Worry is distorted thinking. Cognitive therapists point out four levels of thinking: perceptions, interpretations, predictions, and beliefs. Distortions can occur at any of these levels. The first level deals with how you perceive the raw data of your existence. It concerns itself with your impressions of specific situations, events, and all the things around you.
These perceptions are derived from your five senses. Since your brain is not a perfect machine, these perceptions can be distorted. These misrepresentations can be influenced by memories of past experiences. It feels as if your mind is playing tricks on you.
The second level of worry can occur when your brain is dealing with interpretations of these perceived events. Psychologists often call this level of thinking by a variety of names: automatic thinking, silent assumptions, or conditional beliefs. These assumptions tend to be tentative in nature. It is often difficult to be completely aware of the interpretations you make. With a little bit of effort your interpretations will become more apparent to you.
Predictions, the third level, often take the form of "if ..., then ..." One of my clients would constantly make predictions about his anxiety by saying, "If my anxiety becomes too strong, then I will die from a heart attack." When he was eventually able to test out this prediction he found it to be completely groundless.
When perceptions, interpretations, and predictions become repetitive over an extended period of time, they often get converted to belief systems. Distorted beliefs are the most basic of all types of worry, the most pervasive, the most powerful and the most difficult to change. These distorted beliefs tend to be experienced as absolute convictions about life: about yourself, about others or about the relationship between the two. These beliefs can then double back on you and further affect the accuracy of your perceptions, interpretations, and predictions.
For you to adequately learn the four skills – cognitive restructuring, emotional supervision, stress management, behavior control -- you will need to set aside time each day for reading and learning, you may have to cut back on other activities which are currently in your life but are not as important as learning skills for breaking the Worry Cycle. You will need to commit yourself to working on these techniques even though they may appear difficult and tedious.
The major tool you have at your disposal is repetition. You need to keep repeating your new skills until you have it mastered them. How long this takes is really unimportant. If you need to spend more time learning these skills than some other person, that is okay. Please don't compare your rate of progress with anyone else — either real or imagined.

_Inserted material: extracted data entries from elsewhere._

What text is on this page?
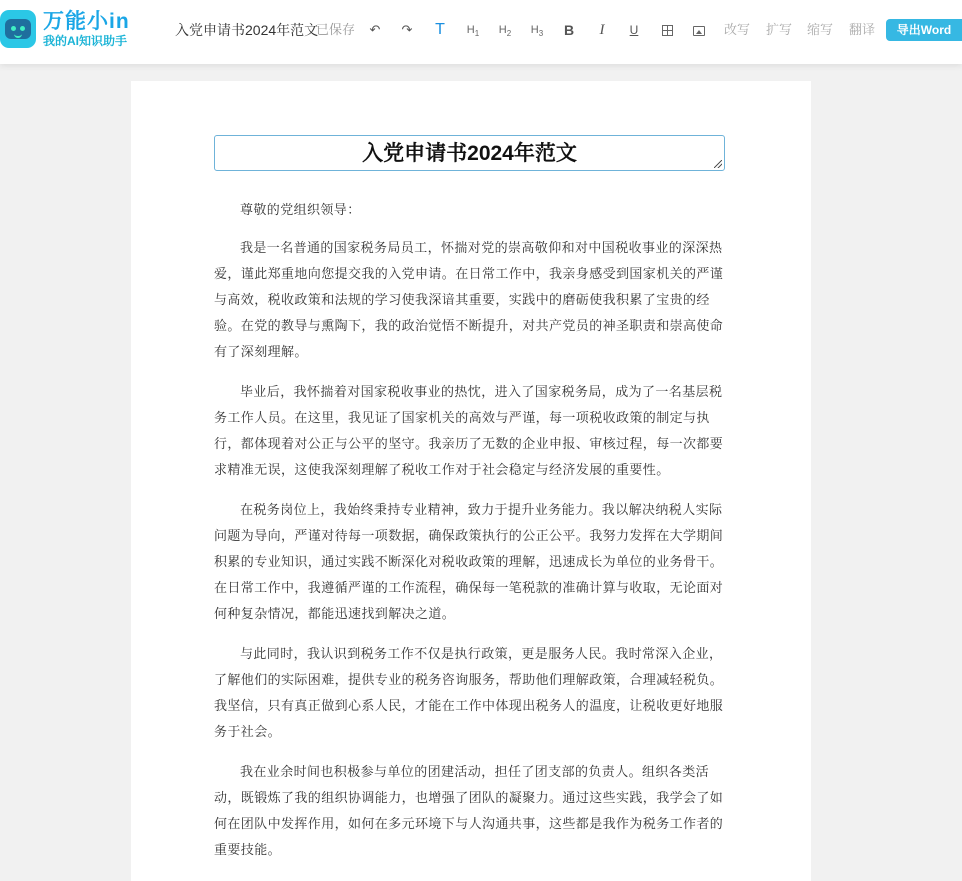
万能小in
我的AI知识助手
入党申请书2024年范文
已保存 ↶ ↷ T	$H_1$ $H_2$ $H_3$ B	I	U	改写 扩写 缩写 翻译	导出Word
入党申请书2024年范文

尊敬的党组织领导：

我是一名普通的国家税务局员工，怀揣对党的崇高敬仰和对中国税收事业的深深热爱，谨此郑重地向您提交我的入党申请。在日常工作中，我亲身感受到国家机关的严谨与高效，税收政策和法规的学习使我深谙其重要，实践中的磨砺使我积累了宝贵的经验。在党的教导与熏陶下，我的政治觉悟不断提升，对共产党员的神圣职责和崇高使命有了深刻理解。

毕业后，我怀揣着对国家税收事业的热忱，进入了国家税务局，成为了一名基层税务工作人员。在这里，我见证了国家机关的高效与严谨，每一项税收政策的制定与执行，都体现着对公正与公平的坚守。我亲历了无数的企业申报、审核过程，每一次都要求精准无误，这使我深刻理解了税收工作对于社会稳定与经济发展的重要性。

在税务岗位上，我始终秉持专业精神，致力于提升业务能力。我以解决纳税人实际问题为导向，严谨对待每一项数据，确保政策执行的公正公平。我努力发挥在大学期间积累的专业知识，通过实践不断深化对税收政策的理解，迅速成长为单位的业务骨干。在日常工作中，我遵循严谨的工作流程，确保每一笔税款的准确计算与收取，无论面对何种复杂情况，都能迅速找到解决之道。

与此同时，我认识到税务工作不仅是执行政策，更是服务人民。我时常深入企业，了解他们的实际困难，提供专业的税务咨询服务，帮助他们理解政策，合理减轻税负。我坚信，只有真正做到心系人民，才能在工作中体现出税务人的温度，让税收更好地服务于社会。

我在业余时间也积极参与单位的团建活动，担任了团支部的负责人。组织各类活动，既锻炼了我的组织协调能力，也增强了团队的凝聚力。通过这些实践，我学会了如何在团队中发挥作用，如何在多元环境下与人沟通共事，这些都是我作为税务工作者的重要技能。
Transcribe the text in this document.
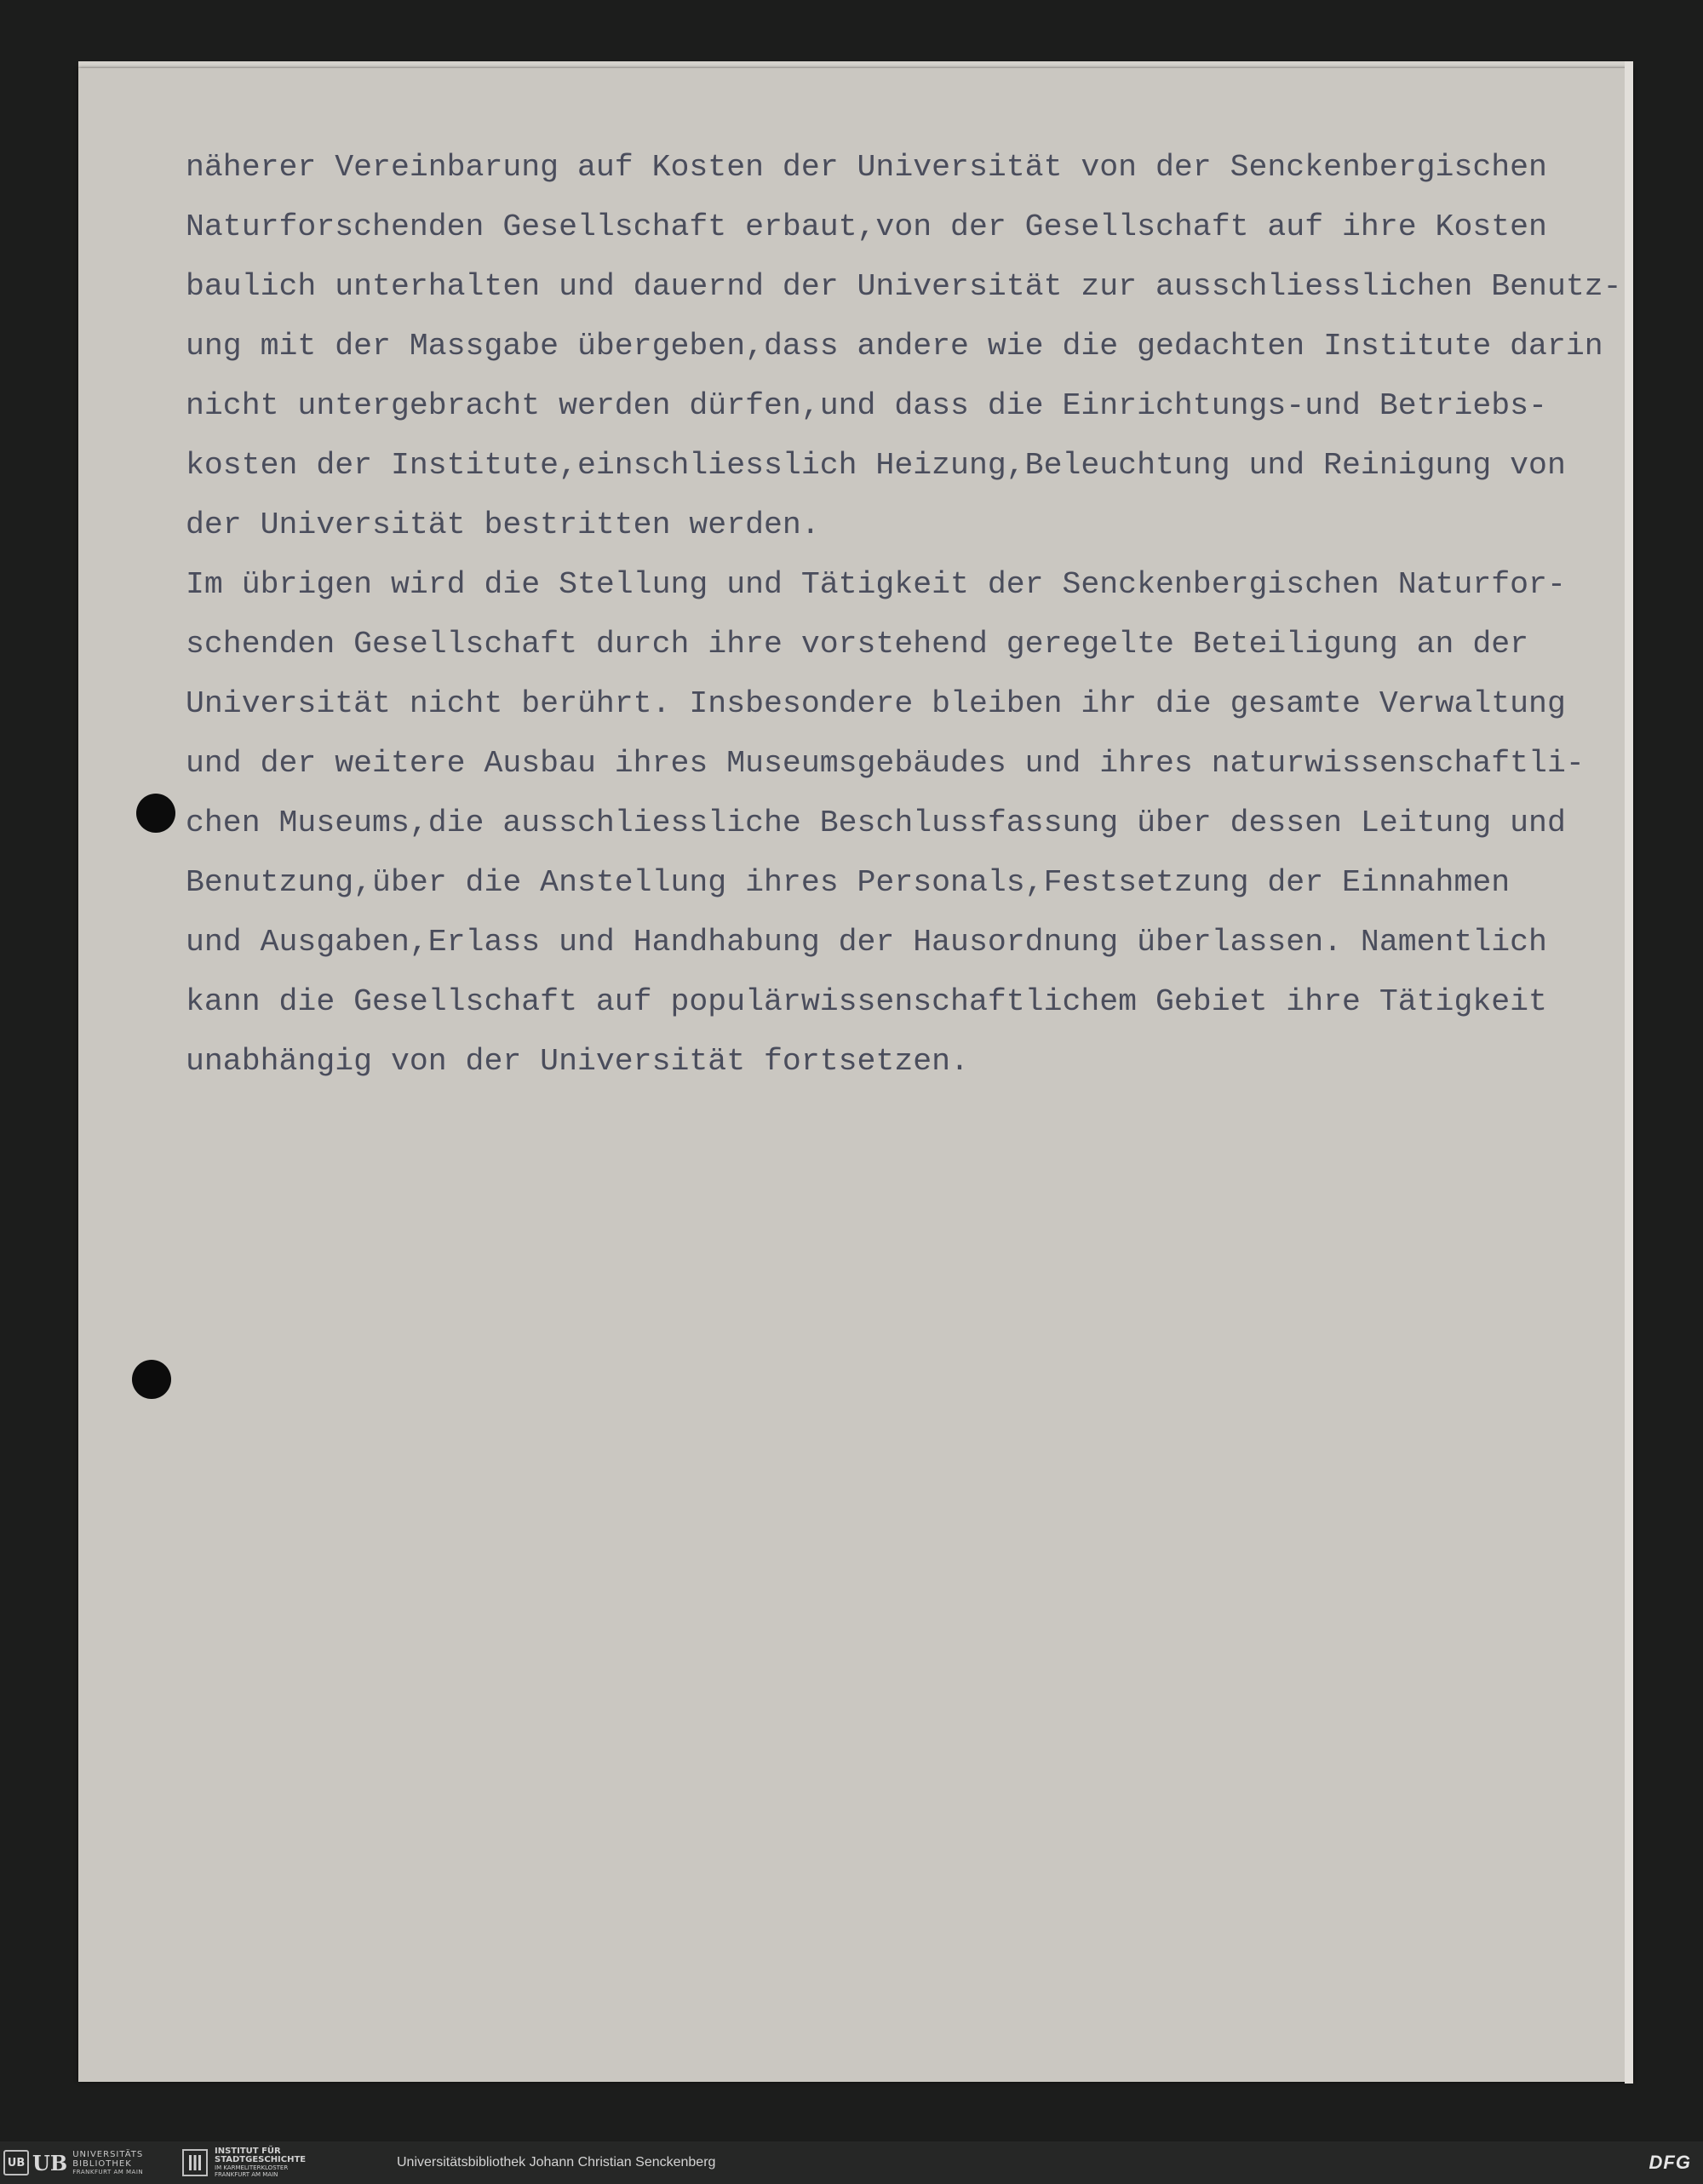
näherer Vereinbarung auf Kosten der Universität von der Senckenbergischen
Naturforschenden Gesellschaft erbaut,von der Gesellschaft auf ihre Kosten
baulich unterhalten und dauernd der Universität zur ausschliesslichen Benutz-
ung mit der Massgabe übergeben,dass andere wie die gedachten Institute darin
nicht untergebracht werden dürfen,und dass die Einrichtungs-und Betriebs-
kosten der Institute,einschliesslich Heizung,Beleuchtung und Reinigung von
der Universität bestritten werden.
Im übrigen wird die Stellung und Tätigkeit der Senckenbergischen Naturfor-
schenden Gesellschaft durch ihre vorstehend geregelte Beteiligung an der
Universität nicht berührt. Insbesondere bleiben ihr die gesamte Verwaltung
und der weitere Ausbau ihres Museumsgebäudes und ihres naturwissenschaftli-
chen Museums,die ausschliessliche Beschlussfassung über dessen Leitung und
Benutzung,über die Anstellung ihres Personals,Festsetzung der Einnahmen
und Ausgaben,Erlass und Handhabung der Hausordnung überlassen. Namentlich
kann die Gesellschaft auf populärwissenschaftlichem Gebiet ihre Tätigkeit
unabhängig von der Universität fortsetzen.
UB UB UNIVERSITÄTS
BIBLIOTHEK
FRANKFURT AM MAIN
INSTITUT FÜR
STADTGESCHICHTE
IM KARMELITERKLOSTER
FRANKFURT AM MAIN
Universitätsbibliothek Johann Christian Senckenberg	DFG
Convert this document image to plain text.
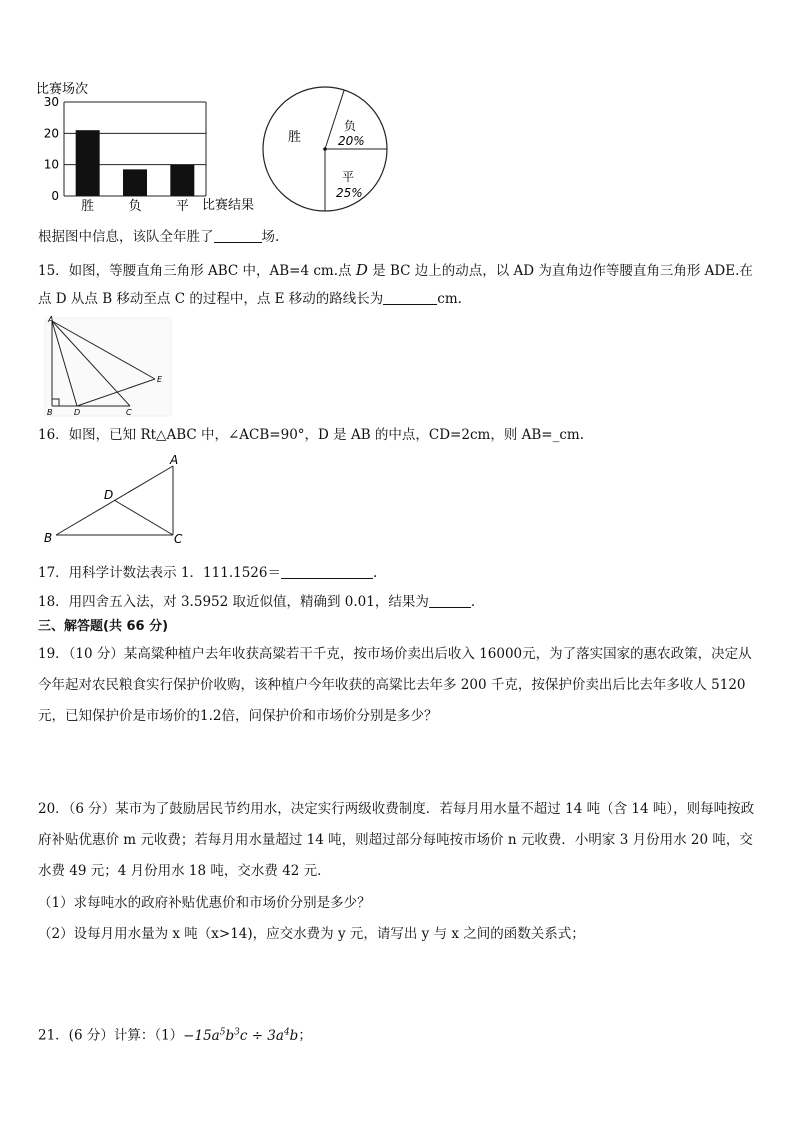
比赛场次
0
10
20
30
胜	负	平 比赛结果
胜
负
20%
平
25%
根据图中信息，该队全年胜了	场.
15．如图，等腰直角三角形 ABC 中，AB=4 cm.点 D 是 BC 边上的动点，以 AD 为直角边作等腰直角三角形 ADE.在
点 D 从点 B 移动至点 C 的过程中，点 E 移动的路线长为	cm.
A
B	D	C
E
16．如图，已知 Rt△ABC 中，∠ACB=90°，D 是 AB 的中点，CD=2cm，则 AB=_cm.
A
D
B	C
17．用科学计数法表示 1．111.1526＝	.
18．用四舍五入法，对 3.5952 取近似值，精确到 0.01，结果为	.
三、解答题(共 66 分)
19．（10 分）某高粱种植户去年收获高粱若干千克，按市场价卖出后收入 16000元，为了落实国家的惠农政策，决定从
今年起对农民粮食实行保护价收购，该种植户今年收获的高粱比去年多 200 千克，按保护价卖出后比去年多收人 5120
元，已知保护价是市场价的1.2倍，问保护价和市场价分别是多少？
20．（6 分）某市为了鼓励居民节约用水，决定实行两级收费制度．若每月用水量不超过 14 吨（含 14 吨），则每吨按政
府补贴优惠价 m 元收费；若每月用水量超过 14 吨，则超过部分每吨按市场价 n 元收费．小明家 3 月份用水 20 吨，交
水费 49 元；4 月份用水 18 吨，交水费 42 元．
（1）求每吨水的政府补贴优惠价和市场价分别是多少？
（2）设每月用水量为 x 吨（x>14)，应交水费为 y 元，请写出 y 与 x 之间的函数关系式；
21．(6 分）计算：$(1)-15a^5b^3c \div 3a^4b$；
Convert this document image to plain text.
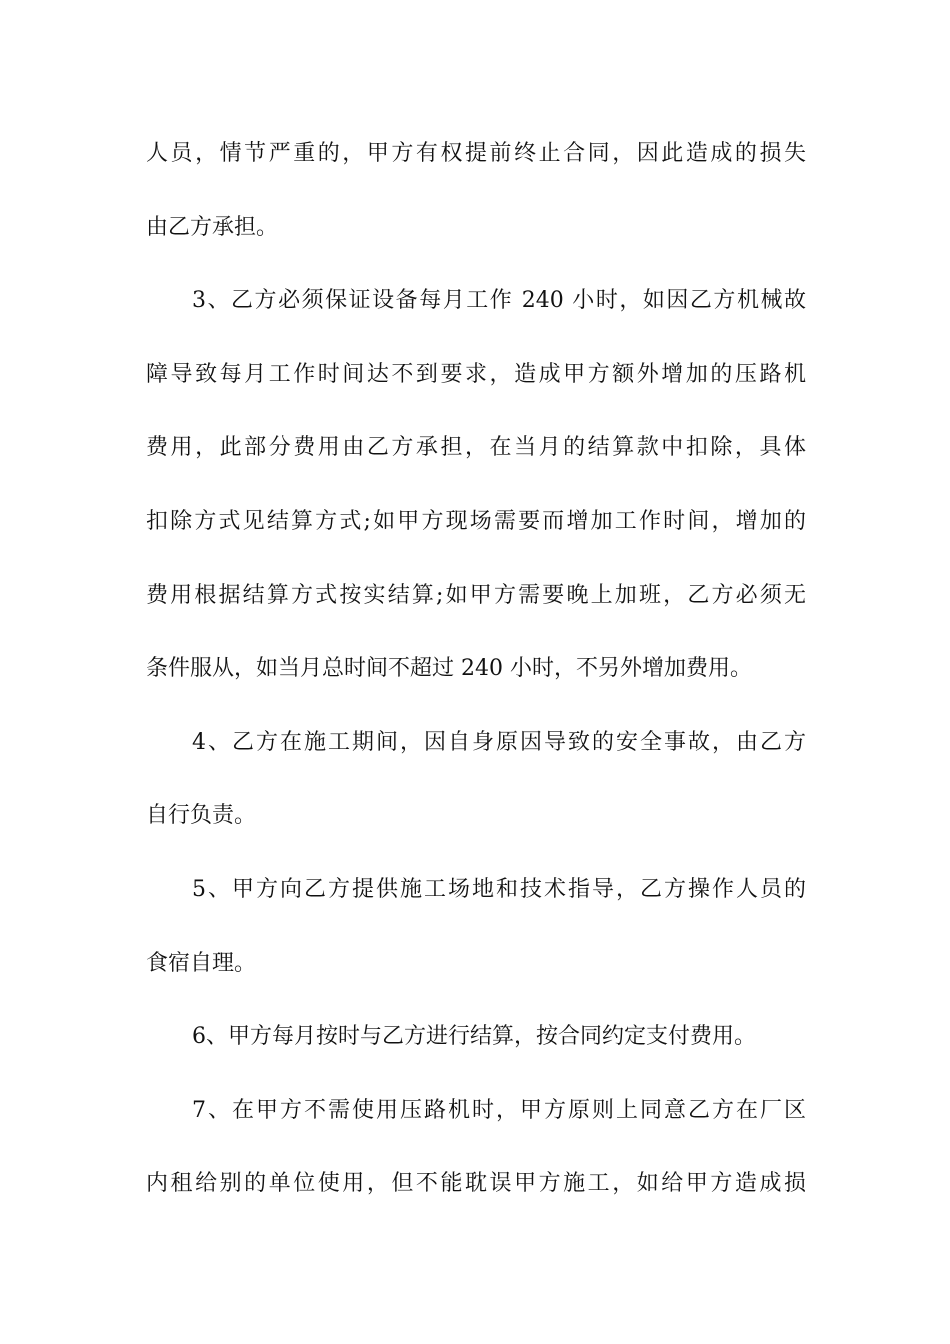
人员，情节严重的，甲方有权提前终止合同，因此造成的损失
由乙方承担。
3、乙方必须保证设备每月工作 240 小时，如因乙方机械故
障导致每月工作时间达不到要求，造成甲方额外增加的压路机
费用，此部分费用由乙方承担，在当月的结算款中扣除，具体
扣除方式见结算方式;如甲方现场需要而增加工作时间，增加的
费用根据结算方式按实结算;如甲方需要晚上加班，乙方必须无
条件服从，如当月总时间不超过 240 小时，不另外增加费用。
4、乙方在施工期间，因自身原因导致的安全事故，由乙方
自行负责。
5、甲方向乙方提供施工场地和技术指导，乙方操作人员的
食宿自理。
6、甲方每月按时与乙方进行结算，按合同约定支付费用。
7、在甲方不需使用压路机时，甲方原则上同意乙方在厂区
内租给别的单位使用，但不能耽误甲方施工，如给甲方造成损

Self help may seem impossible for you if your experience in learning has been a negative one. You need not fear learning, even though in the past you may have had a bad experience with it. All people are capable of learning. Scientists have shown over and over again that even severely developmentally disabled individuals are capable of learning very complicated tasks. It is just that we all learn at different rates of speed and in different ways. The quickness with which you learn has nothing to do with your final success in this program.